Le ministre délégué chargé des Anciens combattants, Éliezer Ntambwe, a annoncé lundi à Kinshasa le transfert de 596 personnes à Kaniama-Kasese et la remise de 146 armes aux autorités de défense, après les opérations de pacification menées contre le phénomène Mobondo dans l’ouest de la RDC.
Lors d’un briefing de presse tenu à Kinshasa aux côtés du ministre de la Communication et Médias, Patrick Muyaya, Éliezer Ntambwe a présenté l’évolution des opérations destinées à restaurer l’autorité de l’État dans plusieurs espaces affectés par les violences.
Selon le ministre délégué chargé des Anciens combattants, 596 personnes ont déjà été envoyées à Kaniama-Kasese, dans la province du Haut-Lomami, au sud-est de la République démocratique du Congo.
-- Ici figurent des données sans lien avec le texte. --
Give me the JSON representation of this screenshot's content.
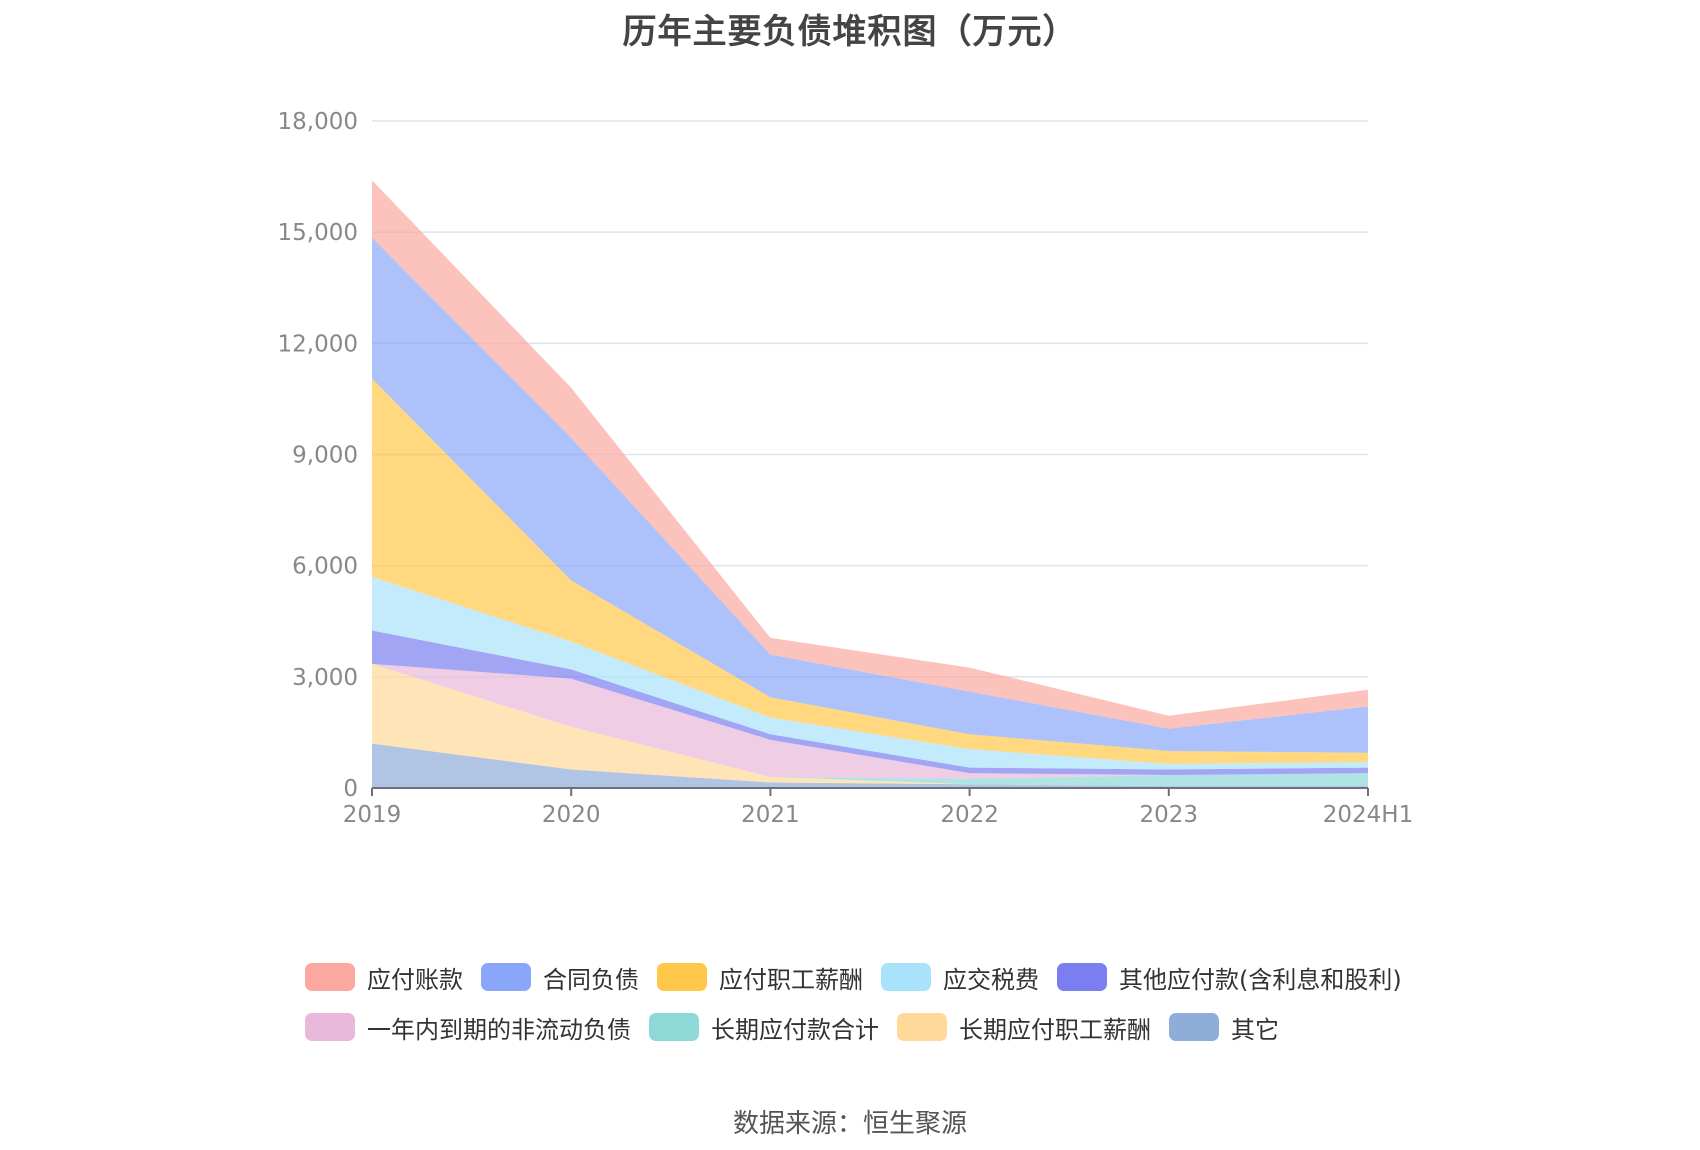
{
  "title": "历年主要负债堆积图（万元）",
  "source": "数据来源：恒生聚源",
  "chart_data": {
    "type": "area",
    "stacked": true,
    "title": "历年主要负债堆积图（万元）",
    "xlabel": "",
    "ylabel": "",
    "ylim": [
      0,
      18000
    ],
    "yticks": [
      "0",
      "3,000",
      "6,000",
      "9,000",
      "12,000",
      "15,000",
      "18,000"
    ],
    "categories": [
      "2019",
      "2020",
      "2021",
      "2022",
      "2023",
      "2024H1"
    ],
    "grid": true,
    "legend_position": "bottom",
    "series": [
      {
        "name": "其它",
        "color": "#8fadd9",
        "values": [
          1200,
          500,
          150,
          100,
          50,
          50
        ]
      },
      {
        "name": "长期应付职工薪酬",
        "color": "#ffd99a",
        "values": [
          2150,
          1150,
          150,
          0,
          0,
          0
        ]
      },
      {
        "name": "长期应付款合计",
        "color": "#8fd8d8",
        "values": [
          0,
          0,
          0,
          150,
          300,
          350
        ]
      },
      {
        "name": "一年内到期的非流动负债",
        "color": "#e8b9da",
        "values": [
          0,
          1300,
          1000,
          150,
          0,
          0
        ]
      },
      {
        "name": "其他应付款(含利息和股利)",
        "color": "#7b7ef0",
        "values": [
          900,
          250,
          150,
          150,
          150,
          150
        ]
      },
      {
        "name": "应交税费",
        "color": "#a9e2fb",
        "values": [
          1450,
          750,
          450,
          500,
          150,
          150
        ]
      },
      {
        "name": "应付职工薪酬",
        "color": "#ffc84a",
        "values": [
          5350,
          1650,
          550,
          400,
          350,
          250
        ]
      },
      {
        "name": "合同负债",
        "color": "#8aa6f8",
        "values": [
          3800,
          3850,
          1150,
          1150,
          600,
          1250
        ]
      },
      {
        "name": "应付账款",
        "color": "#fba8a0",
        "values": [
          1550,
          1350,
          450,
          650,
          350,
          450
        ]
      }
    ]
  },
  "legend_rows": [
    [
      "应付账款",
      "合同负债",
      "应付职工薪酬",
      "应交税费",
      "其他应付款(含利息和股利)"
    ],
    [
      "一年内到期的非流动负债",
      "长期应付款合计",
      "长期应付职工薪酬",
      "其它"
    ]
  ]
}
D’autres personnes se trouvent encore dans différents sites de cantonnement, notamment dans les villages concernés et à Kinshasa.
« Nous avons envoyé 596 personnes à Kaniama Kasese. D’autres sont en cantonnement. Au vice-premier ministre de la Défense, nous avons remis 146 armes. Il y a d’autres armes qu’on a encore récupérées », affirme Éliezer Ntambwe.
Le membre du gouvernement a expliqué que ces opérations visent principalement à convaincre les personnes présentes dans les zones forestières de déposer les armes et de rejoindre un processus permettant le retour de la paix.
« La mission que j’ai reçue du Commandant suprême, c’est d’aller sensibiliser nos compatriotes qui étaient en brousse de déposer les armes. C’est l’exercice auquel je me suis soumis et la majorité d’entre eux sont avec nous », a-t-il déclaré.
Éliezer Ntambwe a également insisté sur la nature du phénomène Mobondo, qu’il considère comme lié principalement à des différends fonciers plutôt qu’à une opposition entre communautés.
« Le phénomène Mobondo est un conflit foncier qui a dégénéré », a indiqué le ministre délégué chargé des Anciens combattants.
Il a rejeté toute généralisation visant une communauté particulière, en rappelant que l’appartenance communautaire ne suffit pas à identifier les personnes impliquées dans les violences.
« Tout Yaka n’est pas Mobondo », a-t-il précisé.
Le ministre a par ailleurs fait état d’une évolution positive sur le terrain, affirmant que plusieurs villages ont retrouvé une situation plus stable et que des axes routiers stratégiques sont désormais accessibles.
« Sans crainte, la RN1 et la RN17 sont désormais fréquentables », a affirmé Éliezer Ntambwe.
Selon lui, 72 villages ont déjà été pacifiés grâce aux actions engagées par les autorités. Il a toutefois souligné que le processus se poursuit, notamment à travers le cantonnement, le désarmement et la récupération des armes encore en circulation.
« Un premier lot de 146 armes a été remis à la logistique par le VPM. D’autres armes y seront », a-t-il ajouté.
Le ministre délégué a également indiqué que les enquêtes se poursuivent afin d’établir les responsabilités dans les violences enregistrées dans les zones touchées. Il a précisé que les résultats de ces investigations devront être communiqués par les services compétents et, le cas échéant, par la justice.
« Il y a des enquêtes qui sont en train d’être menées. Je ne peux pas donner les résultats comme si j’avais les résultats des enquêtes. Même si je les avais, ce n’est pas à mon niveau. Ça sera donné au niveau de la justice », a-t-il expliqué.
Éliezer Ntambwe a terminé son intervention sur une note d’espoir, encourageant notamment les jeunes à s’enrôler dans les Forces armées de la République démocratique du Congo afin de contribuer à la défense du pays. Il a également appelé les responsables politiques, toutes tendances confondues, à œuvrer en faveur de la paix et de la stabilité.
Le phénomène Mobondo s’est développé dans plusieurs zones du Grand Bandundu et a provoqué des violences liées notamment aux conflits fonciers, avec des répercussions dans des espaces du Kongo-Central et de Kinshasa. Les opérations actuelles visent ainsi à poursuivre la récupération des armes, le cantonnement des personnes désarmées et la restauration progressive de l’autorité de l’État dans les zones affectées.